La verdad es que cuesta trabajo aclimatarse al hambre.
Y aunque digan que el hambre repartida entre muchos
toca a menos, lo único cierto es que todos aquí estamos
a medio morir y no tenemos ni siquiera dónde caernos muertos.
Según parece ya nos viene de a derecho la de malas…
Juan Rulfo
Desde mi punto de vista, en México, existen tres autores cuya brevedad de su obra es directamente proporcional a la magnitud de su legado: el incomparable y genial Juan Rulfo (Pedro Páramo y El llano en llamas); la polifacética y poco valorada Josefina Vicens (Los años falsos y El libro vacío) y el talentoso y provocador Rubén Gámez (La fórmula secreta y Tequila). Los dos primeros desde el universo literario (aunque con hondas repercusiones cinematográficas) y Gámez desde el espacio fílmico ―aunque con el soporte de la literatura―.

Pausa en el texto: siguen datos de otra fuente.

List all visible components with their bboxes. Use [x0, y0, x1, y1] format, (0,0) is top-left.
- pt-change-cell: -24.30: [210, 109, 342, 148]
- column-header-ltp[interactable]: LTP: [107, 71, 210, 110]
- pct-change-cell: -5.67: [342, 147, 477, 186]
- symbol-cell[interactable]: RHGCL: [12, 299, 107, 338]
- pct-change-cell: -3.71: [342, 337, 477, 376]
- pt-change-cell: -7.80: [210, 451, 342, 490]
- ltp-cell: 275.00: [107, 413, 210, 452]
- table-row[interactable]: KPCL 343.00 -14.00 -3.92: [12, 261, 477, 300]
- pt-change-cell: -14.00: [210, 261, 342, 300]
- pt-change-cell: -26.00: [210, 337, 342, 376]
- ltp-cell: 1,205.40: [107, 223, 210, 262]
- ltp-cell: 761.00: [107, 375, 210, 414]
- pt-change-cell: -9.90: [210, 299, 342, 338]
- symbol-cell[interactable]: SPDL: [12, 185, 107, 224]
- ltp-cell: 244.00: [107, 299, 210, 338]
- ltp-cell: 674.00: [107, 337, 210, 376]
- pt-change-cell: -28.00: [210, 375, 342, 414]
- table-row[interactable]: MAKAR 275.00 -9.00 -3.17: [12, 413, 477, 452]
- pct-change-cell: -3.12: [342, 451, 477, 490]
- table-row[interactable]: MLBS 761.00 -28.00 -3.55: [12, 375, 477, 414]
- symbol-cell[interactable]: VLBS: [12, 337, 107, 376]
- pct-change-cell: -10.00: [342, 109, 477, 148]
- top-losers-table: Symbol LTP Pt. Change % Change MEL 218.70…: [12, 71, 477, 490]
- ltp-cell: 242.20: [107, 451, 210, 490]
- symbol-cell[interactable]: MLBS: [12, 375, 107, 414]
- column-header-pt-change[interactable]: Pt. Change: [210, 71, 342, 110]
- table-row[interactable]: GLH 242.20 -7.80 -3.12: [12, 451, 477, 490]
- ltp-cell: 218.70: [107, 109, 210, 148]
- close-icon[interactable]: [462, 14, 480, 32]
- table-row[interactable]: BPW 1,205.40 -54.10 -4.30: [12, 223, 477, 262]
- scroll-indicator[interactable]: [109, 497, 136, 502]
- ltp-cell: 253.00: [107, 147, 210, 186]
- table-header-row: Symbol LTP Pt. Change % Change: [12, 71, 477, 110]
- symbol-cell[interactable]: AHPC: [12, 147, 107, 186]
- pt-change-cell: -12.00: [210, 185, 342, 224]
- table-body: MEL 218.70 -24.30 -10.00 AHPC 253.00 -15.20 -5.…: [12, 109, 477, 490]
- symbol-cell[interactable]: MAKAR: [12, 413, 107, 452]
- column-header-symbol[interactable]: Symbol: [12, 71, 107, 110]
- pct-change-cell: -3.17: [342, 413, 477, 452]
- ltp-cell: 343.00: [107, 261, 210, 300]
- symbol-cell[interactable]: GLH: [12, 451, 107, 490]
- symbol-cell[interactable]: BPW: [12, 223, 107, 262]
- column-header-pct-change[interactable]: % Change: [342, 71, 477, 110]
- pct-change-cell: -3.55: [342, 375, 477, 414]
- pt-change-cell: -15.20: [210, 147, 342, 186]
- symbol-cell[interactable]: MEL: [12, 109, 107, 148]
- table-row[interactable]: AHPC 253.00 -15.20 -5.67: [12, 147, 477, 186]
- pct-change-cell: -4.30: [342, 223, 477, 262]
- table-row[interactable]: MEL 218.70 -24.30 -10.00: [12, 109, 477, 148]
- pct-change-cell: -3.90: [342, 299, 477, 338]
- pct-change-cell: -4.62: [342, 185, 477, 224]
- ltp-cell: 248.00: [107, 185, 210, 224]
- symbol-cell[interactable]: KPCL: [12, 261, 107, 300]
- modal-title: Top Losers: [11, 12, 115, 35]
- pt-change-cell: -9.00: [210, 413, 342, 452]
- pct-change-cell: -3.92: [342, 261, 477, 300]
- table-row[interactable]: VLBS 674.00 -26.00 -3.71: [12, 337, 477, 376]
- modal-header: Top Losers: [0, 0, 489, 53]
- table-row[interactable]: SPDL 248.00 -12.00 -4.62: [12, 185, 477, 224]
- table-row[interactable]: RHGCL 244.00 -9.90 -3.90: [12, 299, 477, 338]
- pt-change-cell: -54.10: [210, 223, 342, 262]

Precisamente quiero detenerme en este último autor, que por su arriesgada y crítica propuesta fílmica es considerado todo un clásico del cine mexicano.[1] Sucintamente, Rubén Gámez nació en Cananea, Sonora, en 1928. Gran apasionado de la música, del cine y la fotografía estudió esta última en Estados Unidos. A su regreso a México y tras laborar como fotógrafo publicitario, se convirtió en un notable documentalista ―destaca su trabajo Magueyes (1962), que fue exhibido como proemio de la película Viridiana de Luis Buñuel, en diversos festivales europeos (Cannes, Sestri Levante y Mannheim).
En 1964, debido a la palpable e irreversible crisis del cine nacional, el Sindicato de Trabajadores de la Producción Cinematográfica (STPC) convocó al Primer Concurso de Cine Experimental, que Gámez ganó con La fórmula secreta o Coca Cola en la sangre, porque en palabras del director “fui el único que se tomó en serio eso de experimental”.[2]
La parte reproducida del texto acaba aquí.